All’interno di questa dinamica, Iron Fist ancora una volta mostra come il protagonista sia la figura meno riuscita della serie. Il tentativo di mascherare questa scarsa caratterizzazione focalizzando l’attenzione sugli altri personaggi funziona solo parzialmente, complice la riduzione a 10 episodi, che copre in parte le pecche di una sceneggiatura piuttosto piatta e poco originale. E che avrebbe giovato di un taglio di un altro episodio, visto come si sia tentato di allungare la storia cercando di inserire un tono misticheggiante che non rende giustizia al personaggio.

La fortuna di questa seconda stagione di Iron Fist sono le figure femminili, a cui si unisce l’interessante Typhoid Mary di Alice Eve.
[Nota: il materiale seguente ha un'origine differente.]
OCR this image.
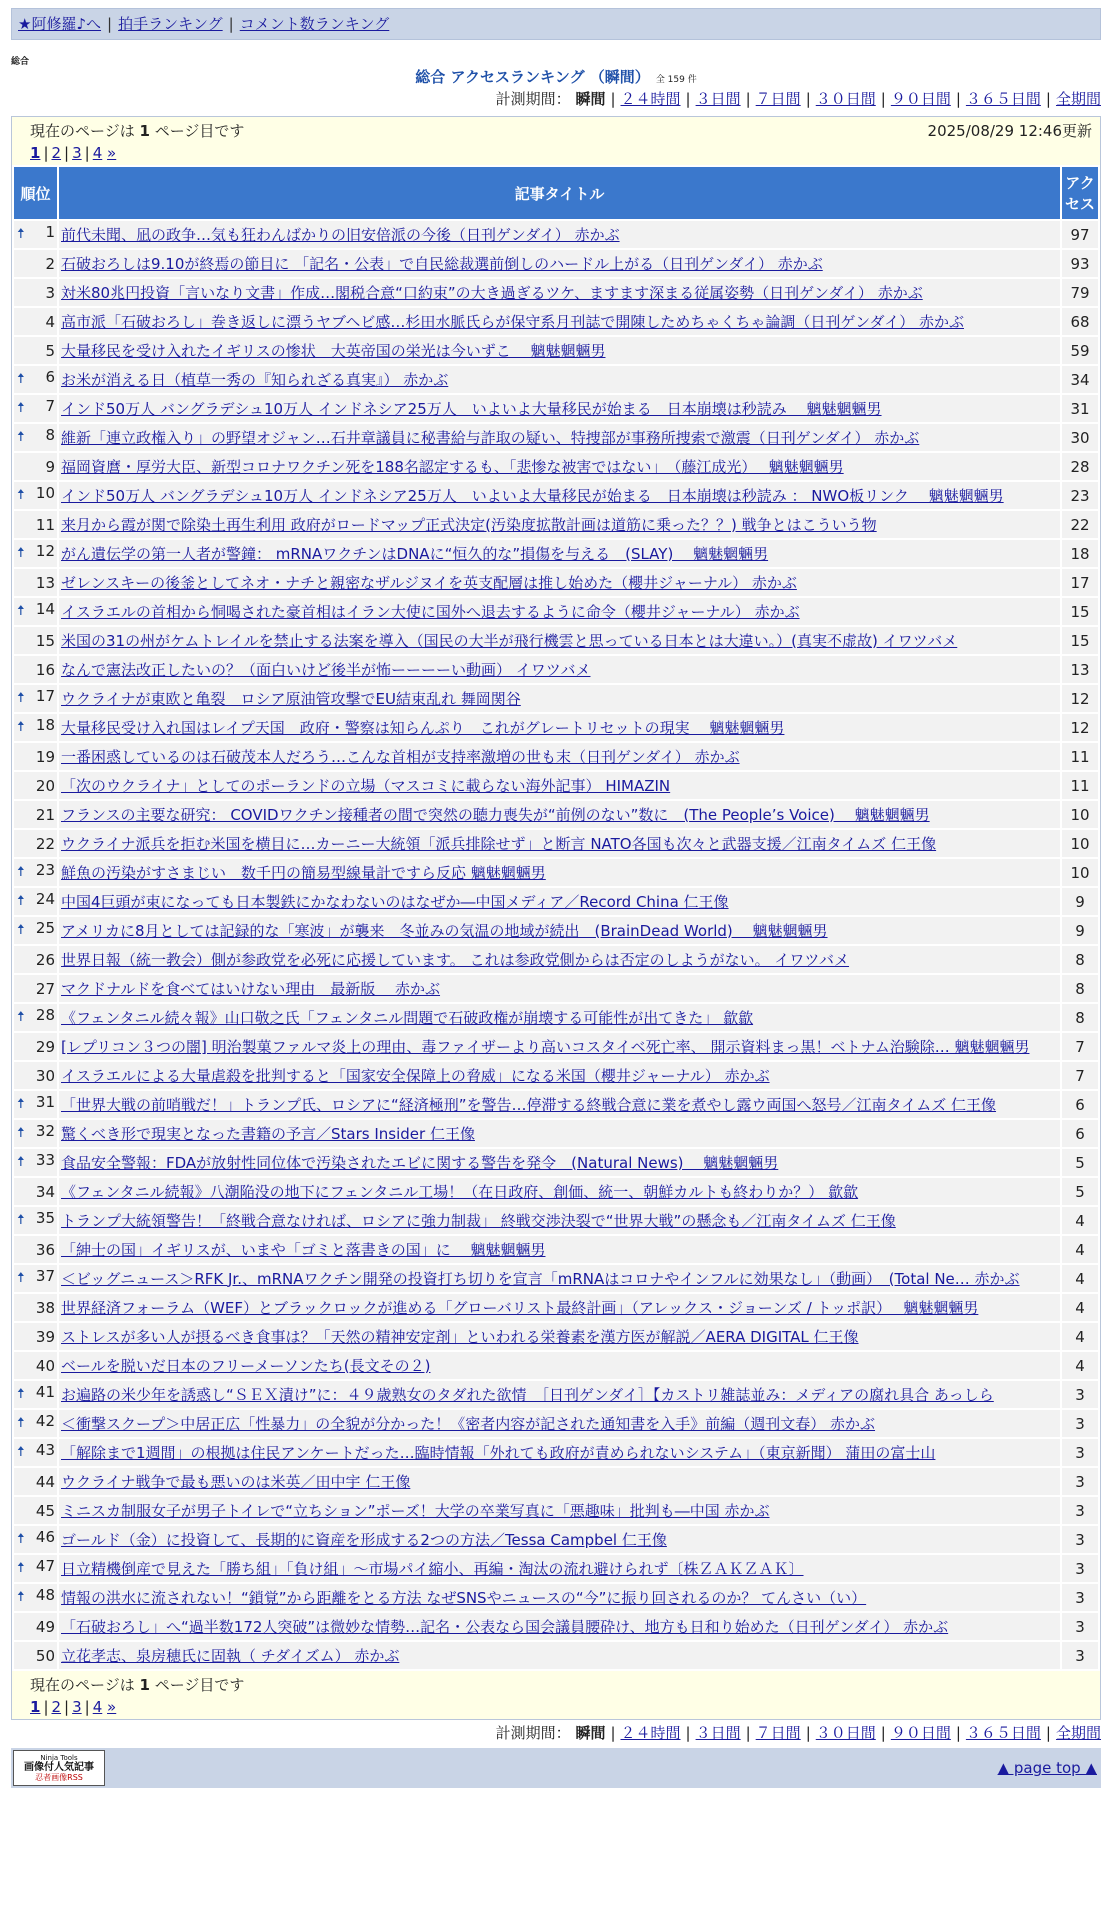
★阿修羅♪へ | 拍手ランキング | コメント数ランキング
総合
総合 アクセスランキング （瞬間） 全 159 件
計測期間： 瞬間 | ２４時間 | ３日間 | ７日間 | ３０日間 | ９０日間 | ３６５日間 | 全期間
現在のページは 1 ページ目です	2025/08/29 12:46更新
1 | 2 | 3 | 4 »
順位	記事タイトル	アクセス

🠅 1	前代未聞、凪の政争…気も狂わんばかりの旧安倍派の今後（日刊ゲンダイ） 赤かぶ	97
2	石破おろしは9.10が終焉の節目に 「記名・公表」で自民総裁選前倒しのハードル上がる（日刊ゲンダイ） 赤かぶ	93
3	対米80兆円投資「言いなり文書」作成…閣税合意“口約束”の大き過ぎるツケ、ますます深まる従属姿勢（日刊ゲンダイ） 赤かぶ	79
4	高市派「石破おろし」巻き返しに漂うヤブヘビ感…杉田水脈氏らが保守系月刊誌で開陳しためちゃくちゃ論調（日刊ゲンダイ） 赤かぶ	68
5	大量移民を受け入れたイギリスの惨状　大英帝国の栄光は今いずこ　 魑魅魍魎男	59

🠅 6	お米が消える日（植草一秀の『知られざる真実』） 赤かぶ	34

🠅 7	インド50万人 バングラデシュ10万人 インドネシア25万人　いよいよ大量移民が始まる　日本崩壊は秒読み　 魑魅魍魎男	31

🠅 8	維新「連立政権入り」の野望オジャン…石井章議員に秘書給与詐取の疑い、特捜部が事務所捜索で激震（日刊ゲンダイ） 赤かぶ	30
9	福岡資麿・厚労大臣、新型コロナワクチン死を188名認定するも、「悲惨な被害ではない」　（藤江成光）　 魑魅魍魎男	28

🠅 10	インド50万人 バングラデシュ10万人 インドネシア25万人　いよいよ大量移民が始まる　日本崩壊は秒読み ： NWO板リンク　 魑魅魍魎男	23
11	来月から霞が関で除染土再生利用 政府がロードマップ正式決定(汚染度拡散計画は道筋に乗った？？) 戦争とはこういう物	22

🠅 12	がん遺伝学の第一人者が警鐘： mRNAワクチンはDNAに“恒久的な”損傷を与える　(SLAY)　 魑魅魍魎男	18
13	ゼレンスキーの後釜としてネオ・ナチと親密なザルジヌイを英支配層は推し始めた（櫻井ジャーナル） 赤かぶ	17

🠅 14	イスラエルの首相から恫喝された豪首相はイラン大使に国外へ退去するように命令（櫻井ジャーナル） 赤かぶ	15
15	米国の31の州がケムトレイルを禁止する法案を導入（国民の大半が飛行機雲と思っている日本とは大違い。）(真実不虚故) イワツバメ	15
16	なんで憲法改正したいの？（面白いけど後半が怖ーーーーい動画） イワツバメ	13

🠅 17	ウクライナが東欧と亀裂　ロシア原油管攻撃でEU結束乱れ 舞岡関谷	12

🠅 18	大量移民受け入れ国はレイプ天国　政府・警察は知らんぷり　これがグレートリセットの現実　 魑魅魍魎男	12
19	一番困惑しているのは石破茂本人だろう…こんな首相が支持率激増の世も末（日刊ゲンダイ） 赤かぶ	11
20	「次のウクライナ」としてのポーランドの立場（マスコミに載らない海外記事） HIMAZIN	11
21	フランスの主要な研究： COVIDワクチン接種者の間で突然の聴力喪失が“前例のない”数に　(The People’s Voice)　 魑魅魍魎男	10
22	ウクライナ派兵を拒む米国を横目に…カーニー大統領「派兵排除せず」と断言 NATO各国も次々と武器支援／江南タイムズ 仁王像	10

🠅 23	鮮魚の汚染がすさまじい　数千円の簡易型線量計ですら反応 魑魅魍魎男	10

🠅 24	中国4巨頭が束になっても日本製鉄にかなわないのはなぜか―中国メディア／Record China 仁王像	9

🠅 25	アメリカに8月としては記録的な「寒波」が襲来　冬並みの気温の地域が続出　(BrainDead World)　 魑魅魍魎男	9
26	世界日報（統一教会）側が参政党を必死に応援しています。 これは参政党側からは否定のしようがない。 イワツバメ	8
27	マクドナルドを食べてはいけない理由　最新版　 赤かぶ	8

🠅 28	《フェンタニル続々報》山口敬之氏「フェンタニル問題で石破政権が崩壊する可能性が出てきた」 歙歙	8
29	[レプリコン３つの闇] 明治製菓ファルマ炎上の理由、毒ファイザーより高いコスタイベ死亡率、 開示資料まっ黒！ベトナム治験除… 魑魅魍魎男	7
30	イスラエルによる大量虐殺を批判すると「国家安全保障上の脅威」になる米国（櫻井ジャーナル） 赤かぶ	7

🠅 31	「世界大戦の前哨戦だ！」トランプ氏、ロシアに“経済極刑”を警告…停滞する終戦合意に業を煮やし露ウ両国へ怒号／江南タイムズ 仁王像	6

🠅 32	驚くべき形で現実となった書籍の予言／Stars Insider 仁王像	6

🠅 33	食品安全警報：FDAが放射性同位体で汚染されたエビに関する警告を発令　(Natural News)　 魑魅魍魎男	5
34	《フェンタニル続報》八潮陥没の地下にフェンタニル工場！（在日政府、創価、統一、朝鮮カルトも終わりか？） 歙歙	5

🠅 35	トランプ大統領警告！「終戦合意なければ、ロシアに強力制裁」 終戦交渉決裂で“世界大戦”の懸念も／江南タイムズ 仁王像	4
36	「紳士の国」イギリスが、いまや「ゴミと落書きの国」に　 魑魅魍魎男	4

🠅 37	＜ビッグニュース＞RFK Jr.、mRNAワクチン開発の投資打ち切りを宣言「mRNAはコロナやインフルに効果なし」（動画）　(Total Ne… 赤かぶ	4
38	世界経済フォーラム（WEF）とブラックロックが進める「グローバリスト最終計画」（アレックス・ジョーンズ / トッポ訳）　 魑魅魍魎男	4
39	ストレスが多い人が摂るべき食事は？「天然の精神安定剤」といわれる栄養素を漢方医が解説／AERA DIGITAL 仁王像	4
40	ベールを脱いだ日本のフリーメーソンたち(長文その２)	4

🠅 41	お遍路の米少年を誘惑し“ＳＥＸ漬け”に：４９歳熟女のタダれた欲情　［日刊ゲンダイ］【カストリ雑誌並み：メディアの腐れ具合 あっしら	3

🠅 42	＜衝撃スクープ＞中居正広「性暴力」の全貌が分かった！《密者内容が記された通知書を入手》前編（週刊文春） 赤かぶ	3

🠅 43	「解除まで1週間」の根拠は住民アンケートだった…臨時情報「外れても政府が責められないシステム」（東京新聞） 蒲田の富士山	3
44	ウクライナ戦争で最も悪いのは米英／田中宇 仁王像	3
45	ミニスカ制服女子が男子トイレで“立ちション”ポーズ！大学の卒業写真に「悪趣味」批判も―中国 赤かぶ	3

🠅 46	ゴールド（金）に投資して、長期的に資産を形成する2つの方法／Tessa Campbel 仁王像	3

🠅 47	日立精機倒産で見えた「勝ち組」「負け組」〜市場パイ縮小、再編・淘汰の流れ避けられず〔株ＺＡＫＺＡＫ〕	3

🠅 48	情報の洪水に流されない！“鎖覚”から距離をとる方法 なぜSNSやニュースの“今”に振り回されるのか？ てんさい（い）	3
49	「石破おろし」へ“過半数172人突破”は微妙な情勢…記名・公表なら国会議員腰砕け、地方も日和り始めた（日刊ゲンダイ） 赤かぶ	3
50	立花孝志、泉房穂氏に固執（ チダイズム） 赤かぶ	3
現在のページは 1 ページ目です
1 | 2 | 3 | 4 »
計測期間： 瞬間 | ２４時間 | ３日間 | ７日間 | ３０日間 | ９０日間 | ３６５日間 | 全期間
Ninja Tools
画像付人気記事
忍者画像RSS
▲ page top ▲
Senza queste presenze, il ritorno di Iron Fist su Netflix sarebbe un totale fallimento, mentre sono i personaggi secondari a spingere lo spettatore fino all’ultimo episodio. Per vedere un Danny Rand degno di figurare come protagonista di una serie dobbiamo attendere a le terza stagione di Iron Fist.

Le speranze per le serie Marvel/Netflix ora sono riposte nella terza stagione di Daredevil, sperando che il Cornetto abbia una sorte migliore del figlio di K’un-Lun.